For me they work very nicely as they're just across the strait. If what I'm after is available in Delta I can sometimes have an order within two days, plus they have a reasonable flat rate for shipping of about $10 which is lots better than other places. Their offerings are probably about the same as other places and I can choose between good name brand or (Starrett, Mitutoyo, etc) or their house brand depending on what I'm after. They've always been good to me.

-frank


----------



## Bob Korves (Jan 9, 2020)

middle.road said:


> I did these up a while back when Walgreens was having a $5 sale.
> The 11.5 x 17 is usually mail order, but for $5 laminated - it's nice.
> Imperial/SAE centric due to space limitations.
> 
> ...


No pics?


----------



## darkzero (Jan 9, 2020)

I've got a couple of the Starret charts as well as a bunch of the mini charts & notepads. Good to see they are still giving them away. I use the mini charts quite often, 3 different charts.

I took one of the full size Starrett charts to Kinkos & had them laminate it. It's been sitting outside my bedroom for yrs. One day I'll hang it up.


----------



## MrWhoopee (Jan 9, 2020)

pontiac428 said:


> Unfortunately, the chart is folded and comes in an envelope now, but I'm sure it will work just fine.



Color me bummed, for what I paid I would expect it rolled and shipped in a tube First Class.


----------



## brino (Jan 9, 2020)

macardoso said:


> I've never ordered from KBC. Are you guys fond of them? Do they have good prices? They seem to carry the same name brand stuff as everyone else and it is all expensive




I've bought some nice Mitutoyo micrometers, tool steel, pin gauges, and various other shop supplies.

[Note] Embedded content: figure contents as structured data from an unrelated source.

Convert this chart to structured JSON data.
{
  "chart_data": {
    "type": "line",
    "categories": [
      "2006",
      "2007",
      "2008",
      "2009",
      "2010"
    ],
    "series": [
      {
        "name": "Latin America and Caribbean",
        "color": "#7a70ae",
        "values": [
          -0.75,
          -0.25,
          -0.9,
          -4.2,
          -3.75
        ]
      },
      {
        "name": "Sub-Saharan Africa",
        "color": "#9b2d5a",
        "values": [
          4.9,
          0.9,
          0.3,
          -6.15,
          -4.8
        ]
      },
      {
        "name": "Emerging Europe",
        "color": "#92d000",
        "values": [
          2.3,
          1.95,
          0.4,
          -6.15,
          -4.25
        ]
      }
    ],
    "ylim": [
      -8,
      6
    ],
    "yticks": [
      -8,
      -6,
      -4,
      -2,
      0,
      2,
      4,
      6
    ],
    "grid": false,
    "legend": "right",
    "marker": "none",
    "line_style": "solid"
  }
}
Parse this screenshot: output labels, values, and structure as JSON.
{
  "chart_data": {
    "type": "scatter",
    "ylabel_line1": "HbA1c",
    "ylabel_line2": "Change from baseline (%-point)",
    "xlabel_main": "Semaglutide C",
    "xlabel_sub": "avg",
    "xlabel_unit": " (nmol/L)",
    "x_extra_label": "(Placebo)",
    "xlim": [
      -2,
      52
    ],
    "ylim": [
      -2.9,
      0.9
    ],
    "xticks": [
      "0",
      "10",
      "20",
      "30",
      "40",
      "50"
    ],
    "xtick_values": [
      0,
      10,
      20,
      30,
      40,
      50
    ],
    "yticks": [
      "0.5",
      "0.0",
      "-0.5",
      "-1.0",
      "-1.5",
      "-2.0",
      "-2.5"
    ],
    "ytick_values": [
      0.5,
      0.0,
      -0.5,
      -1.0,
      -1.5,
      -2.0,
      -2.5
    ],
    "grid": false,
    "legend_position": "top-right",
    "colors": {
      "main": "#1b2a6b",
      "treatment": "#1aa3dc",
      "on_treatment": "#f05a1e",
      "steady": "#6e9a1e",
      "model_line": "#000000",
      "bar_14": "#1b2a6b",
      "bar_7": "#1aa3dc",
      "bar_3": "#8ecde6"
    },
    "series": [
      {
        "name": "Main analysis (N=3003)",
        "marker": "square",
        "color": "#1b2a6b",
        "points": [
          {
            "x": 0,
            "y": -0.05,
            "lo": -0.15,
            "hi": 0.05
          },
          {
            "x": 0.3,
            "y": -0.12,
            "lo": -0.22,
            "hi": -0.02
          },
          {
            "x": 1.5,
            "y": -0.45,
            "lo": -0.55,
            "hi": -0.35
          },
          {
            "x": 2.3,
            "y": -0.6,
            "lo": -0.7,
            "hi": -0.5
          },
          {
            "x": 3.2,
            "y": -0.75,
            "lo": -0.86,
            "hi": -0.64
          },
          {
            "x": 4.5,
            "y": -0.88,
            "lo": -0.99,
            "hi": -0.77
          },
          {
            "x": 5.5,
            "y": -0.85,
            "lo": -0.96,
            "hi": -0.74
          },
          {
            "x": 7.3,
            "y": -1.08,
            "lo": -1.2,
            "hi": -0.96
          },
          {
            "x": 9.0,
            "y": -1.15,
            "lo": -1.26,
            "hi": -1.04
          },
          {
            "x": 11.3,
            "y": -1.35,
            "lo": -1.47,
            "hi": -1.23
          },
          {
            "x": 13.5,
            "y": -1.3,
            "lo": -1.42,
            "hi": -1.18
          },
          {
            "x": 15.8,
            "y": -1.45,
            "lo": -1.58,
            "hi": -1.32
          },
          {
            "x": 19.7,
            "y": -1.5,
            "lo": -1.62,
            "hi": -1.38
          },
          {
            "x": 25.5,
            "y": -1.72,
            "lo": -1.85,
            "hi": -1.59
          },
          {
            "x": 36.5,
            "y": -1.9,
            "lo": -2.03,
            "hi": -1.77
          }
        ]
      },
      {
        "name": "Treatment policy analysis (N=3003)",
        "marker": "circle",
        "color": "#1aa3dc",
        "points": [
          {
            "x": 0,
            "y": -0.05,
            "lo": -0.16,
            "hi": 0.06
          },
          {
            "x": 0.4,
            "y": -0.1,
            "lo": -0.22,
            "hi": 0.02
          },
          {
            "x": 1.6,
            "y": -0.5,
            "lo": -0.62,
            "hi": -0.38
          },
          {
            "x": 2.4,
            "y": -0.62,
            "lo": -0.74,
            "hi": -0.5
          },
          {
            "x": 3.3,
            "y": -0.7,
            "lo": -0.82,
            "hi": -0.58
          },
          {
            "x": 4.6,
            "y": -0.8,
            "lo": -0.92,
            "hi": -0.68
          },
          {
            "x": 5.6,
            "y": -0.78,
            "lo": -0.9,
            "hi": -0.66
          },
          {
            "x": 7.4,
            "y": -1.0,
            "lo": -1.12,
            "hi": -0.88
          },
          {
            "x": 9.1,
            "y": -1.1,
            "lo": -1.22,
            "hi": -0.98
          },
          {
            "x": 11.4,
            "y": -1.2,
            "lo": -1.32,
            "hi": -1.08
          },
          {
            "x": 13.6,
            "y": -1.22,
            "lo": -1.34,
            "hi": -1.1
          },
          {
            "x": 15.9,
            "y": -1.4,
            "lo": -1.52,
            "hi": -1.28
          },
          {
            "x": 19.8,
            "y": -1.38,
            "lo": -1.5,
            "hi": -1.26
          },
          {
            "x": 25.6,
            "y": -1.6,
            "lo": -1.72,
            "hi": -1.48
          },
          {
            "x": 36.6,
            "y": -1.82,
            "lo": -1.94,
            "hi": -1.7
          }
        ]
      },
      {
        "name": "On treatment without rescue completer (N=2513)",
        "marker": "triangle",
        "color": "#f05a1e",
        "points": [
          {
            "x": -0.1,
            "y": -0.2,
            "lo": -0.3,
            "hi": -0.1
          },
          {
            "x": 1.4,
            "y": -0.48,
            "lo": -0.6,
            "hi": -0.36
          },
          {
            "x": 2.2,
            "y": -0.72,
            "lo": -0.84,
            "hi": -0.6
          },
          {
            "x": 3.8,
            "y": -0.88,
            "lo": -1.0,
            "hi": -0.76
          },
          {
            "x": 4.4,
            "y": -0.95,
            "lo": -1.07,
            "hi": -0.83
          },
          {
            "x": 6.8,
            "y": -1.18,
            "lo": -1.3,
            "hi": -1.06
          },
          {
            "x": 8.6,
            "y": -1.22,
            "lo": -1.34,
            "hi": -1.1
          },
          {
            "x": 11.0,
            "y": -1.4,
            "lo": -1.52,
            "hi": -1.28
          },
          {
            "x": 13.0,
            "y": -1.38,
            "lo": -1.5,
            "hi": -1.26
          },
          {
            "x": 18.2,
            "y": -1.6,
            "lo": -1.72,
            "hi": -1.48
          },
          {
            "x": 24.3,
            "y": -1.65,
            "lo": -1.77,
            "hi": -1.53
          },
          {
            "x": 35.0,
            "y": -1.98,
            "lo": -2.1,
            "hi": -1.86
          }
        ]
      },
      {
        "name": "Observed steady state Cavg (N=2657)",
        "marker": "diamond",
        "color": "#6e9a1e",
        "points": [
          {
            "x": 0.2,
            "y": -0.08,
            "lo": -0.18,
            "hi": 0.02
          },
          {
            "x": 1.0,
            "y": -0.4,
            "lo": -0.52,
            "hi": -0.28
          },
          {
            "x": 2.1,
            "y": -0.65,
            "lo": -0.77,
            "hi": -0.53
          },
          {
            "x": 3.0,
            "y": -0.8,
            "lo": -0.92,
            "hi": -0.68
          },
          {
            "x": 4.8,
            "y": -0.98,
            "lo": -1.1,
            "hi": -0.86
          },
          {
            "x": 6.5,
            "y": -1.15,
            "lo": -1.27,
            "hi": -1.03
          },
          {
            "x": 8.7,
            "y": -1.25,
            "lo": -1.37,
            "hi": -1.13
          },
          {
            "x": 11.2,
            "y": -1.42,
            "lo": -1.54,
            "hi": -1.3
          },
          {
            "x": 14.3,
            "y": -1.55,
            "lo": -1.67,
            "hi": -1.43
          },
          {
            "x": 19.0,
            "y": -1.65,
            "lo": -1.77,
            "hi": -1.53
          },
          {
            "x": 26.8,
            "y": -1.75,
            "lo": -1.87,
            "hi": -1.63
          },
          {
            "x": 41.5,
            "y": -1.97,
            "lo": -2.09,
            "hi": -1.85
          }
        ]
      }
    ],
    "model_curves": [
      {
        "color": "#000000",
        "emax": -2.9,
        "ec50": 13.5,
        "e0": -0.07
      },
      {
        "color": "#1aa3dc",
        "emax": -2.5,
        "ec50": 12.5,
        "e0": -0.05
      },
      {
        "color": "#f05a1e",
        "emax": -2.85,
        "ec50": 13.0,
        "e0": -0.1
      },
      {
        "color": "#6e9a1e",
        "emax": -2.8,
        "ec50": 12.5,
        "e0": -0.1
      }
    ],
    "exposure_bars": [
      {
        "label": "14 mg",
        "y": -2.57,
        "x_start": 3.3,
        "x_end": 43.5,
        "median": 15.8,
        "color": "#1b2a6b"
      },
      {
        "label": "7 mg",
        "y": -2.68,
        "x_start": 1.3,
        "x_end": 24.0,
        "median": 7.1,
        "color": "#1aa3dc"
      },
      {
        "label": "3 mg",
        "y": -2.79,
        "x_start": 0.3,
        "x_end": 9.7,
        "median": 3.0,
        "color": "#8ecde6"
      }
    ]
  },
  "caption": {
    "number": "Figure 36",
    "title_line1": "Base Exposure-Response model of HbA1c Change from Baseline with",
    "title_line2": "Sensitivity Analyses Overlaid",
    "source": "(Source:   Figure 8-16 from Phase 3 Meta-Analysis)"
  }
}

For us Canadians they are better than most other choices:
We can go to their Canadian website and see products in our currency.
We get get things shipped without a huge and unknown import fee, they ship from Canadian outlets.
We get get things shipped without a huge and unknown shipping fee.
(typical UPS to Canada is outrageous!!!! for me it was often more than the price of the products, and unknown until they held your paid-for parcel ransome at this end!.....I HATE UPS!!!)

-brino


----------



## middle.road (Jan 9, 2020)

Bob Korves said:


> No pics?


They are in our 'Downloads' section here. I uploaded them a year ago.
Go and grab them and have a look see. Just click on the link, they should then show up. Then right click and select 'Save Image as...'
They are in .JPG format so that Walgreens, CVS, Walmart, Office Depot, etc. can print them out on photo stock. Then the 11.5x17 is for the 'Placemat' laminated one at Walgreens and perhaps other places.
Walgreens is always having $5 sales.


----------